What Are the Law’s Requirements?

The law imposes three main requirements on data brokers:

  • Prohibitions on Use. Data brokers may not acquire personal information by fraudulent means, and may not use personal information for the purposes of stalking or harassment, committing fraud, or to engage in unlawful discrimination.
  • Registration and Disclosures. Data brokers must pay $100 and register annually with the Vermont Secretary of State. Upon registration, data brokers must also provide information on whether and how consumers can opt out of the broker’s data collection, databases, or certain sales of data; whether the broker implements a purchaser credentialing process; the number of security breaches the broker experienced during the prior year and the number of consumers affected; and a statement detailing the data collection practices applicable to the personal information of minors.
  • Information Security Requirements. Data brokers must develop, implement, and maintain a comprehensive information security program that contains appropriate administrative, technical, and physical safeguards. The law specifically requires a number of minimum features, such as ongoing employee training, a means for detecting and preventing security system failures, security policies, disciplinary measures for violations, and supervision of service providers.

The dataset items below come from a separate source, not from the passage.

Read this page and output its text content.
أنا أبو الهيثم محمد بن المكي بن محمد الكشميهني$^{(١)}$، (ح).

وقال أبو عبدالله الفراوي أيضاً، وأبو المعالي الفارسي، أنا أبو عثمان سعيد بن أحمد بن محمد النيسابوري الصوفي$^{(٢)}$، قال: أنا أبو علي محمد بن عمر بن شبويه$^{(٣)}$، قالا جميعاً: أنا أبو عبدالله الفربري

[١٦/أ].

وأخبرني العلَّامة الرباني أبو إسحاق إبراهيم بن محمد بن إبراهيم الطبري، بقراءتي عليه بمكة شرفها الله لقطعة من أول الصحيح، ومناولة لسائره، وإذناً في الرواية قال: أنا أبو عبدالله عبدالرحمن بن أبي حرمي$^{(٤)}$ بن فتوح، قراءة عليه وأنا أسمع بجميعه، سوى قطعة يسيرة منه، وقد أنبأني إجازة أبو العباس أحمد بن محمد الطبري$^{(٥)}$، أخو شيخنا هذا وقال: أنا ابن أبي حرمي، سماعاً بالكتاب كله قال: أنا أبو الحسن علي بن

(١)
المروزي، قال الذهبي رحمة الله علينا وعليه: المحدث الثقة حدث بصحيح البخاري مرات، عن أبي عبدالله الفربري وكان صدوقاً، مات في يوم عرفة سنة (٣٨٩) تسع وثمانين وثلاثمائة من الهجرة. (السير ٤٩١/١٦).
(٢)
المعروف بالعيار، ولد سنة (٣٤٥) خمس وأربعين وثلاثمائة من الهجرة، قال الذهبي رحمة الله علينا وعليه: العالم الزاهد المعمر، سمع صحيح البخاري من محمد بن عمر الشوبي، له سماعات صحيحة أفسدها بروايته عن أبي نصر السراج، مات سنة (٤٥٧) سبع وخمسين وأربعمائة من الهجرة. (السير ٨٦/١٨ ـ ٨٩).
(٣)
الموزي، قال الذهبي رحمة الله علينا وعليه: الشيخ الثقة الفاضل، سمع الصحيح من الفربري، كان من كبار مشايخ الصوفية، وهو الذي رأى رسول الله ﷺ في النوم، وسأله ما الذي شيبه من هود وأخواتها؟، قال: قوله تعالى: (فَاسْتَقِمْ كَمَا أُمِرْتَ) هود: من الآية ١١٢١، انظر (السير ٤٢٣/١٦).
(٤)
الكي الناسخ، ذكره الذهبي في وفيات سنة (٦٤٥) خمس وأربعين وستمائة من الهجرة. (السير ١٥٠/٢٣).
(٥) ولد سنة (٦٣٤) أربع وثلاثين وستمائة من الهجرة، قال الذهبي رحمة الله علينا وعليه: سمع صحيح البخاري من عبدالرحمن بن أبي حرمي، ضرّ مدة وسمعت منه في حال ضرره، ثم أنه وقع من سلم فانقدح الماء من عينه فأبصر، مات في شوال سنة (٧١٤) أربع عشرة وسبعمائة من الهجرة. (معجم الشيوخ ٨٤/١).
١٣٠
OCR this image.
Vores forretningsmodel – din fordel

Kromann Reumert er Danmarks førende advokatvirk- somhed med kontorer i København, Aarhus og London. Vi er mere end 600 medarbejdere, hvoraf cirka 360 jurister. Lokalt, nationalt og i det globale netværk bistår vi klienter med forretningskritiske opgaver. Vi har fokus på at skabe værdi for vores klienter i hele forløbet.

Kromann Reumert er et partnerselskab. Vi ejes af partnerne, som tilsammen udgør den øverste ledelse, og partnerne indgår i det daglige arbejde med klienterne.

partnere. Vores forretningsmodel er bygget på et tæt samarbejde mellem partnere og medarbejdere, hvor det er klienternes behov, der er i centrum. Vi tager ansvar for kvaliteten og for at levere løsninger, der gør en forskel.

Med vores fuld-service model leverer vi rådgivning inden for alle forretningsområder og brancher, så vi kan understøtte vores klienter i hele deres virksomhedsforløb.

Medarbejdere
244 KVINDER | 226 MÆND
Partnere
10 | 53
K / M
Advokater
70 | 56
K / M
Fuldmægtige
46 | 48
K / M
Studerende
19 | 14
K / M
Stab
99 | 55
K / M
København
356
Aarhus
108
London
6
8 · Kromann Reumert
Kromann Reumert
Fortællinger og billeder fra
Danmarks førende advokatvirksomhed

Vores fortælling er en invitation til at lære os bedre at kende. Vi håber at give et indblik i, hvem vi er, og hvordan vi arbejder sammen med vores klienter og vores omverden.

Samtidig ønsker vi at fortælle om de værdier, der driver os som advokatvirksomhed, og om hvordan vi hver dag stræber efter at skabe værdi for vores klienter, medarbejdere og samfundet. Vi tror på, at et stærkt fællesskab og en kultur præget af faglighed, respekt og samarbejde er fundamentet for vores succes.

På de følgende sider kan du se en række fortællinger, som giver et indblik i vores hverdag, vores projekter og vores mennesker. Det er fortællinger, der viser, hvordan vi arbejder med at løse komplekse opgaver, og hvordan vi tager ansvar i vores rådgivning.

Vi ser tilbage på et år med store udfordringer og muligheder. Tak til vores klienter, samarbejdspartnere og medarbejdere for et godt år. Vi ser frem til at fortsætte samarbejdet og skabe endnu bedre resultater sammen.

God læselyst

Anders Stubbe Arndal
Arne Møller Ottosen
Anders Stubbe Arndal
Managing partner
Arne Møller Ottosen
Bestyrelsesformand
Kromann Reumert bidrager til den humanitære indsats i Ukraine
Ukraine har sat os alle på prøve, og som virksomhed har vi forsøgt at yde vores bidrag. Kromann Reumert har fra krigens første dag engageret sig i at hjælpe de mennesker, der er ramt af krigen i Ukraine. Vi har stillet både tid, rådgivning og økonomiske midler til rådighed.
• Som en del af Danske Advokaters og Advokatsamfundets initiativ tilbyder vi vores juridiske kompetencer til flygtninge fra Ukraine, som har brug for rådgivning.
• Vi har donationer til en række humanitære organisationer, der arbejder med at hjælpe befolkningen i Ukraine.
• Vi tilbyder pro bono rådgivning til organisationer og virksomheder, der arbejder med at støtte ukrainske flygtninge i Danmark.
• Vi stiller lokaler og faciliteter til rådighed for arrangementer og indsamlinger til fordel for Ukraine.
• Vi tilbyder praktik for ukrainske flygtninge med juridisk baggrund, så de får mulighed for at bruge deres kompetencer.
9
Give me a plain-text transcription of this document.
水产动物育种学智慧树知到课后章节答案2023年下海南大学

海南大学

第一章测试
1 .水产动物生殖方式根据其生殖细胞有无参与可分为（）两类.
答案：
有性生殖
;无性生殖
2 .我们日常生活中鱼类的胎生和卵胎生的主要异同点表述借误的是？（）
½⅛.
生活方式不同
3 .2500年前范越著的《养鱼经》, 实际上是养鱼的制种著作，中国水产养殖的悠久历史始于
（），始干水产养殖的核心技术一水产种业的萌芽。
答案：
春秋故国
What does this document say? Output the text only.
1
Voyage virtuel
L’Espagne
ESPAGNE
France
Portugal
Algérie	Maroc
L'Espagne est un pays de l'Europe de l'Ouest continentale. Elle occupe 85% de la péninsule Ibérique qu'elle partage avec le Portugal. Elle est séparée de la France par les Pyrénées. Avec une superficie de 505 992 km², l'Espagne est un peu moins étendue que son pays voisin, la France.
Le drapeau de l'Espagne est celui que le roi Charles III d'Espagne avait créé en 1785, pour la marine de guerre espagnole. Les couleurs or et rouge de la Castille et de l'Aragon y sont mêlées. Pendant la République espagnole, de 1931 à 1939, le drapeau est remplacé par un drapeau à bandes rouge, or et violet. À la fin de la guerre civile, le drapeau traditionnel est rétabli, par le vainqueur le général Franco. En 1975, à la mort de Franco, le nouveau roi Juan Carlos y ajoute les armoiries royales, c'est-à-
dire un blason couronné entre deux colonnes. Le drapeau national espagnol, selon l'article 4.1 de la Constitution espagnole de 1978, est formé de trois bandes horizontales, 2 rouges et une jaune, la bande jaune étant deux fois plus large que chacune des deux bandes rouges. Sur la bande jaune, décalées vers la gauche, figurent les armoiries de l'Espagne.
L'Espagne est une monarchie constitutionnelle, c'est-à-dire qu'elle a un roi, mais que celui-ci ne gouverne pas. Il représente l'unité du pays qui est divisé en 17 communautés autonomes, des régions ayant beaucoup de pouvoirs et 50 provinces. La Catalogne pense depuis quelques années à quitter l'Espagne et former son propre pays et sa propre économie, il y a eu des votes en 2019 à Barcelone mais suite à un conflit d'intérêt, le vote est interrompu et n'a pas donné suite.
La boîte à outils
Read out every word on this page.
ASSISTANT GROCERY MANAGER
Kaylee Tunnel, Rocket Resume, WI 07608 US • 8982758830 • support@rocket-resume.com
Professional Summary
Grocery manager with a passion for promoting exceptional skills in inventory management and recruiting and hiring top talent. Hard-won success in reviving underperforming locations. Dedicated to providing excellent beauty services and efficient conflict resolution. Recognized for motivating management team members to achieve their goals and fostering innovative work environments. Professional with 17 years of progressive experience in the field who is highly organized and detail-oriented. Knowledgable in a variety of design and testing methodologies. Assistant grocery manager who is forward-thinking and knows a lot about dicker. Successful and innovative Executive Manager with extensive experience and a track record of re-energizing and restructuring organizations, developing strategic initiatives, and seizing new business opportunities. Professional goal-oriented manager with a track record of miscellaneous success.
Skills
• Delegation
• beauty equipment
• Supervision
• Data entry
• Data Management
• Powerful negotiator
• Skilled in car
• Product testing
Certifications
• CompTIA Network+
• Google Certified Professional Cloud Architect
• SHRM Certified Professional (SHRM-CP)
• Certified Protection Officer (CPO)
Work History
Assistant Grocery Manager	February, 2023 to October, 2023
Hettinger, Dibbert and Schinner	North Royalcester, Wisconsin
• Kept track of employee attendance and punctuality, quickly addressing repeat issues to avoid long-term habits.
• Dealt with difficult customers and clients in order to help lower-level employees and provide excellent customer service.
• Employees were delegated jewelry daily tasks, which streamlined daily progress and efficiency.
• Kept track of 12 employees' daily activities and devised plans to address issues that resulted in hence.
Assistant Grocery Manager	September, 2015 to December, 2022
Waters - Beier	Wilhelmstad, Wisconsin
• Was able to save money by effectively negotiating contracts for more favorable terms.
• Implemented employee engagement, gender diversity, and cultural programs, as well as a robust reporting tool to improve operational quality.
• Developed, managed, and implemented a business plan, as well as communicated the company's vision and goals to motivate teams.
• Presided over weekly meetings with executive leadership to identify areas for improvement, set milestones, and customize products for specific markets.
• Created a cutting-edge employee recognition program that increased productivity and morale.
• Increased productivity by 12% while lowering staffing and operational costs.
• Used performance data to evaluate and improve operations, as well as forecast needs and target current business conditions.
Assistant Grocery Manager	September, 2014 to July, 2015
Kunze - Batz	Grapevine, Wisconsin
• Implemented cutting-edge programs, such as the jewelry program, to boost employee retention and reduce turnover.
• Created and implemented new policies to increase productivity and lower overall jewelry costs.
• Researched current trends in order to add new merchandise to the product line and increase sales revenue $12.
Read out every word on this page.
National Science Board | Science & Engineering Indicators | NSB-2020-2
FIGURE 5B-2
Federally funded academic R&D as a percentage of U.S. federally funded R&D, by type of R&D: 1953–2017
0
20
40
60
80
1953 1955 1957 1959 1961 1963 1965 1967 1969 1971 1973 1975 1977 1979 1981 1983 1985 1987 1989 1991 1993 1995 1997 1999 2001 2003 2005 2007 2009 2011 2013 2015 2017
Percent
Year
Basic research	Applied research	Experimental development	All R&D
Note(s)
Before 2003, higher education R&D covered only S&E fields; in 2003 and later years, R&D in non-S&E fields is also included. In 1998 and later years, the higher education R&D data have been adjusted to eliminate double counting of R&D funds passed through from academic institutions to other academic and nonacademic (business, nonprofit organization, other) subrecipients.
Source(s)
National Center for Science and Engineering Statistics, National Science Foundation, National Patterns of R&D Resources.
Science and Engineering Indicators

When Does the Law Take Effect?

Data brokers will have until January 1, 2019 to comply with the annual registration and information security requirements. Enforcement of the law is regulated by the Vermont Attorney General’s Office and violations may result in civil penalties and appropriate injunctive relief. A private right of action is not provided.

While this bill is the first of its kind, it may not be the last. With increased scrutiny on the buying and selling of personal information, and increased interest in consumer privacy, we may see greater attention to the regulation of data brokers in the future.